Sunday, January 27, 2008 | 10:50 AM

Barron's Mike Santoli looks at one of our favorite pet peeves: The use and abuse of data. His column this week, The Limits of History, notes that this has become especially prevalent of late:

"People who try to handicap the markets for a living practice the art of the plausible. Many trudge from conference room to lunch table to banquet hall lugging PowerPoint decks full of unobjectionable statistical touchstones for commission-wielding clients. At times of investor confusion and market dissonance, such as now, their art is often reduced to carving a slice out of economic history that ratifies their existing outlook."

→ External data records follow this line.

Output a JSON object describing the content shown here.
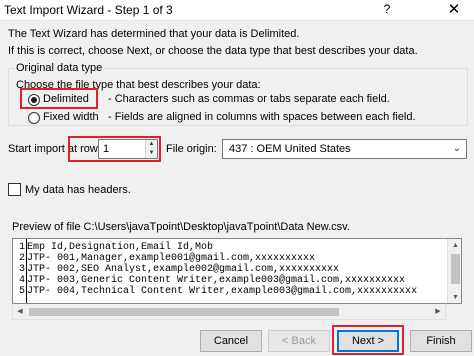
{
  "window": {
    "title": "Text Import Wizard - Step 1 of 3",
    "help_label": "?",
    "close_label": "✕"
  },
  "intro": {
    "line1": "The Text Wizard has determined that your data is Delimited.",
    "line2": "If this is correct, choose Next, or choose the data type that best describes your data."
  },
  "original_data_type": {
    "group_label": "Original data type",
    "prompt": "Choose the file type that best describes your data:",
    "options": [
      {
        "label": "Delimited",
        "description": "- Characters such as commas or tabs separate each field.",
        "selected": true
      },
      {
        "label": "Fixed width",
        "description": "- Fields are aligned in columns with spaces between each field.",
        "selected": false
      }
    ]
  },
  "start_import": {
    "label": "Start import at row:",
    "value": "1"
  },
  "file_origin": {
    "label": "File origin:",
    "value": "437 : OEM United States"
  },
  "headers_checkbox": {
    "label": "My data has headers.",
    "checked": false
  },
  "preview": {
    "caption": "Preview of file C:\\Users\\javaTpoint\\Desktop\\javaTpoint\\Data New.csv.",
    "rows": [
      {
        "num": "1",
        "text": "Emp Id,Designation,Email Id,Mob"
      },
      {
        "num": "2",
        "text": "JTP- 001,Manager,example001@gmail.com,xxxxxxxxxx"
      },
      {
        "num": "3",
        "text": "JTP- 002,SEO Analyst,example002@gmail.com,xxxxxxxxxx"
      },
      {
        "num": "4",
        "text": "JTP- 003,Generic Content Writer,example003@gmail.com,xxxxxxxxxx"
      },
      {
        "num": "5",
        "text": "JTP- 004,Technical Content Writer,example003@gmail.com,xxxxxxxxxx"
      }
    ]
  },
  "buttons": {
    "cancel": "Cancel",
    "back": "< Back",
    "next": "Next >",
    "finish": "Finish"
  },
  "icons": {
    "spin_up": "up-arrow",
    "spin_down": "down-arrow",
    "combo": "chevron-down-icon"
  },
  "colors": {
    "highlight": "#e0202a",
    "default_button_border": "#0078d7"
  }
}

Mike then proceeds to look at a "dog's breakfast of the kinds of historical analogies making the rounds." What is especially amusing about his list is the number of "Every time X happens, Y has occurred" that collectively produce all manners of mutually exclusive results. Since "X" occurred we will definitely have/avoid a recession; Stocks are undervalued/overvalued; Markets must rally/fall.

What is an investor to do? Whenever you are confronted with an "incontrovertible proof" based on historical data, prior to taking any action, I suggest asking yourself this short list of questions:

• Do we have enough historical examples? Is the data sample statistically significant?

Causation or Correlation? Does "X" cause "Y" to occur? Or, are we presented with two   things that may have the same underlying causes? Is there even interaction between X & Y?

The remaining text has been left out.